And would that be a good thing?
This is a bit of a tongue-in-cheek way, I suppose, of trying to tie together some of the preceding posts and pose some follow-up questions for our guest bloggers. Let me start with the first question, does systemic risk regulation need its own version of Elizabeth Warren?
Now obviously Elizabeth Warren is a controversial figure, with many who worship her and others who seem to think she’s one step away from the devil. So, I don’t intend this to be a debate about her personal merits. Instead, what I’m trying to get at (granted, through a title designed to entice and/or inflame readers) are some of the points made by our guests here today.
For example, in Saule’s very interesting new paper, which she discussed earlier today, she urges the creation of an independent government instrumentality staffed primarily by academics, public figures, and representatives of consumer and other public interest groups. Similarly, Brett (building on an article with Dan) argues that the Office of Financial Research could become a regulatory contrarian – “an independent office that draws upon academics and does not itself make rules, it may be less subject to capture and more independent in its thinking.”
Although both concede that these proposals still leave many open questions, both, it seems to me, rely on the notion that a structural change of this sort can impact the political balance of financial reform. That could be right, and one of the points I hope I’ve highlighted through my posts on the Volcker rule is the disproportionate investment by the affected industry in influencing regulatory outcomes. Still, though, some potential hurdles and concerns come to mind, some of which have already been thoughtfully raised by Cristie.

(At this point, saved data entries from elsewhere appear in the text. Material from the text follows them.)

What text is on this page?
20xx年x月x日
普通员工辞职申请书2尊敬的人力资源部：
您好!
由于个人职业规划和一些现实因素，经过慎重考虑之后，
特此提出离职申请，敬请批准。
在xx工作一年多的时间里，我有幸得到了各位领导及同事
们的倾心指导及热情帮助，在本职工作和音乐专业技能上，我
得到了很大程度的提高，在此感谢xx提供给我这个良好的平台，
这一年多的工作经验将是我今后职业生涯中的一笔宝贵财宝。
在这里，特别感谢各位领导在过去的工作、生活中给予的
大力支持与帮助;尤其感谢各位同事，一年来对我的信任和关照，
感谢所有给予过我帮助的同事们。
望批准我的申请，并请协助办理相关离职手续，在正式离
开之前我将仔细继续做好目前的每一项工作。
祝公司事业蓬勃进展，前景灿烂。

For example, Cristie worries, to oversimplify her nuanced critique a bit, that regulators were not inclined to listen to real contrarians during the lead-up to the financial crisis. I also notice that in his post Dan says:
empowered public interest groups do not simply provide regulators with additional information and perspective; they marry that information and perspective with the threat of political pressure through the use of media and public outreach.
So, I take it that Dan’s response to Cristie, at least in part, would be that successful contrarians would need to have, not only structural access, but also a type of grass-rootsy political power. Which, I have to say, brings me back to thinking about Elizabeth Warren.
Now, Paul Volcker was clearly an important public figure behind the Volcker rule. And folks like Simon Johnson and Nouriel Roubini were highly engaged in public advocacy and media play on systemic risk issues as well. But I just haven’t noticed your average Joe or Jane in line at the grocery store talking about Paul Volcker or Simon Johnson in the same way they seem to talk about Elizabeth Warren. Even the constant attention to Roubini’s sexual exploits hasn’t seemed to make him quite the household name that Warren has become. Does the public just find her more interesting?
Or is it because, once we move away from issues more directly related to consumers – or that seem to especially prompt their ire, such as compensation issues – it’s just not as easy to get the public engaged? And if that’s so, what does that mean, if anything, for these types of contrarian and tripartism proposals? Because, in addition to the incentive issues that Erik suggests make financial institution regulation different from other types of regulation, there just seems to me to be a problem with public salience and information levels, that I have to admit, is troublesome on many fronts.
One of the things that surprised me about the Volcker rule letters was the amount of public anger they evidenced – people are really pissed off out there. But it’s a rather ill-defined and amorphous sense of anger. Rarely was there any indication that the writer understood, or cared, what proprietary or fund investment is, much less the ways in which FSOC interpretation of the Volcker rule’s complex and ambiguous provisions might govern such activities. This suggests, not only the opportunity for principal-agent problems vis-à-vis elected officials, but potentially with any empowered public interest groups as well.
That’s why, as I mentioned in my first post today, the normative implications to be drawn from this conversation will, I think, be in the eye of the beholder. Those who perceive elected officials as overly responsive to public sentiment will, I suspect, view federal courts or, in this case, agencies, as the gatekeepers against panic-driven regulation. And the last thing they probably want is an Elizabeth Warren of systemic risk riling up the public about issues it doesn’t understand. System critics concerned with transparency and accountability, however, will likely be troubled by the disproportionate (and relatively unified when it comes to externalizing costs, to come back to Erik again) influence of regulated financial institutions that we’ve been discussing here today, even when the regulation at issue is of questionable utility.
One common reaction to the financial crisis, is that it was a failure of "leadership" and that we need better leaders in place to stave off future crises. This "Great Woman/Great Man" theory of financial reform is great for selling magazines. But we can't rely on the right person (whatever that means) being there at the right time.
What I like about the scholarship of the panelists is that it focuses instead on institutional design. Dan & Brett's great Regulatory Contrarions piece, for example, proposes some creative ways to harness and institutionalize policy entrepreneurs. One of the biggest challenge to any institution that seeks to use policy entrepreneurs is figuring out how performing well will advance their long term career prospects.
Onnig Dombalagian responded to one talk that I gave over a year ago that included a policy entrepreneur feature with a witty, but apt reference to the cursus honorum in Rome.
There is more to be said for the Great Woman/Great Man approach at critical junctures -- as when a new agency is formed.